U.S. stocks rose after Federal Reserve officials approved plans to more quickly wind down pandemic stimulus efforts, giving investors more insight into the central bank’s response to high inflation.
All three major indexes turned higher after the afternoon release of a much-awaited Fed statement, published at the end of a two-day policy meeting, and continued to climb as Chairman Jerome Powell spoke at a news conference. Fed officials voted to hold rates near zero Wednesday but most signaled they were ready to lift their short-term benchmark rate at least three times next year.
Stocks had pulled back this week as investors awaited the update from the central bank. Some investors said that uncertainty about the Fed’s next moves, rather than unhappiness with the potential changes in monetary policy, may have weighed on stocks in recent sessions.
The market’s reaction to the Federal Reserve’s statement was “almost like a sigh of relief,” said Anu Gaggar, global investment strategist at Commonwealth Financial Network. “It’s like that uncertainty has been lifted.”
The S&P 500 gained 75.76 points, or 1.6%, to 4709.85, closing less than 0.1% away from a record. Ten of the U.S. stock benchmark’s 11 sectors rose, while the energy group declined. The Dow Jones Industrial Average rose 383.25 points, or 1.1%, to 35927.43. The Nasdaq Composite climbed 327.94 points, or 2.2%, to 15565.58.
Accommodative monetary policy has helped propel U.S. indexes to dozens of records since the arrival of the coronavirus pandemic sent stocks swooning in early 2020. Low interest rates have made it easy for companies to borrow and pushed investors toward stocks.
But surging consumer prices have intensified the focus by Fed officials on curbing inflation, raising questions among investors about how quickly the central bank would pare back its asset purchases and lift its short-term benchmark rate. U.S. inflation hit a 39-year high in November and producer prices also jumped.
“What’s really coming in context is that inflation is hotter for longer than expected and the Fed is acknowledging it,” said Esty Dwek, chief investment officer at FlowBank, before the Fed’s afternoon announcement. “There’s also the view that new variants are not just a concern for growth, but a concern for inflation.”
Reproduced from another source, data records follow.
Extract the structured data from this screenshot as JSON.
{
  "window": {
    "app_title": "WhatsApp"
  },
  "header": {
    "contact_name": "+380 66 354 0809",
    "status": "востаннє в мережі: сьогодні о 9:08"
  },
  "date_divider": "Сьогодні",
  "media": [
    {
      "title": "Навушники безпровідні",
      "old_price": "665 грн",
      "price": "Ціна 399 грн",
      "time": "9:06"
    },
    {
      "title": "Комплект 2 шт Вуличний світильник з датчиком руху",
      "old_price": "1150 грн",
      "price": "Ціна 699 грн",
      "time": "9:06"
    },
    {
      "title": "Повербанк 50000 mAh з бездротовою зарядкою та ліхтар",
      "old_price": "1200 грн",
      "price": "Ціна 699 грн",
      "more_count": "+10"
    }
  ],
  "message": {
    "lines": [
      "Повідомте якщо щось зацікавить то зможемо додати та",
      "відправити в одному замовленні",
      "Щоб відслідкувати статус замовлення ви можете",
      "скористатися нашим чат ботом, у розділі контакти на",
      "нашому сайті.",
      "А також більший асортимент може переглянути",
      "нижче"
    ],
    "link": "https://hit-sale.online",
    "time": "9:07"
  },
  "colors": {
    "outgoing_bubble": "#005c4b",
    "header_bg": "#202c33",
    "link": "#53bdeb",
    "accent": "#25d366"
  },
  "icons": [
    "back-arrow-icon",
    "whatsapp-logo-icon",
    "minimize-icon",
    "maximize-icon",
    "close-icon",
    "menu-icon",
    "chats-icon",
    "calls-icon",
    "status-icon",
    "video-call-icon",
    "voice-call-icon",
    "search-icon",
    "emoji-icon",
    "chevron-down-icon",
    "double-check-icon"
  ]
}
Oil prices ticked higher after the Fed statement, with global benchmark Brent crude adding 0.2%. The International Energy Agency said Tuesday it had reduced its forecast for 2022 energy demand, citing the Omicron variant of the coronavirus, and cut its supply outlook.
The emergence of the Omicron variant has injected fresh volatility into markets in recent weeks as investors question whether their previous expectations for the economy still hold. The first large real-world study showed that the efficacy of two Pfizer shots declined against the strain, both for infection and hospitalization. The variant accounts for about 3% of cases in the U.S.
“Our view is that Omicron passes,” said Alex Chaloff, co-head of investment strategies at Bernstein Private Wealth Management. “It’s more worrisome that there continues to be these mutations and new strains.”
In new economic data, retail sales rose by a seasonally-adjusted 0.3% in November, slowing from October’s pace. Economists had predicted an 0.8% increase amid the holiday shopping season.
U.S. government bond yields rose, with the yield on the benchmark 10-year U.S. Treasury note climbing to 1.460% Wednesday from 1.437% Tuesday. Yields rise as bond prices fall.
Among individual stocks, Eli Lilly shares climbed $25.90, or 10%, to $275.28 after the pharmaceutical company raised its full-year guidance. Shares of chemical company Albemarle fell $4.04, or 1.7%, to $239.79 after Goldman Sachs cut its rating on the stock.
Bitcoin climbed along with stocks. It traded at about $49,221 at 5 p.m. Eastern on Wednesday, up 1.9% from 24 hours earlier, according to CoinDesk.
Overseas, the pan-continental Stoxx Europe 600 added 0.3%. In Asia, most major benchmarks closed down. The Shanghai Composite Index retreated 0.4%, while Hong Kong’s Hang Seng Index lost 0.9%. Data showed China’s economic activity slowed in November, driven by a property slump and sluggish consumer spending.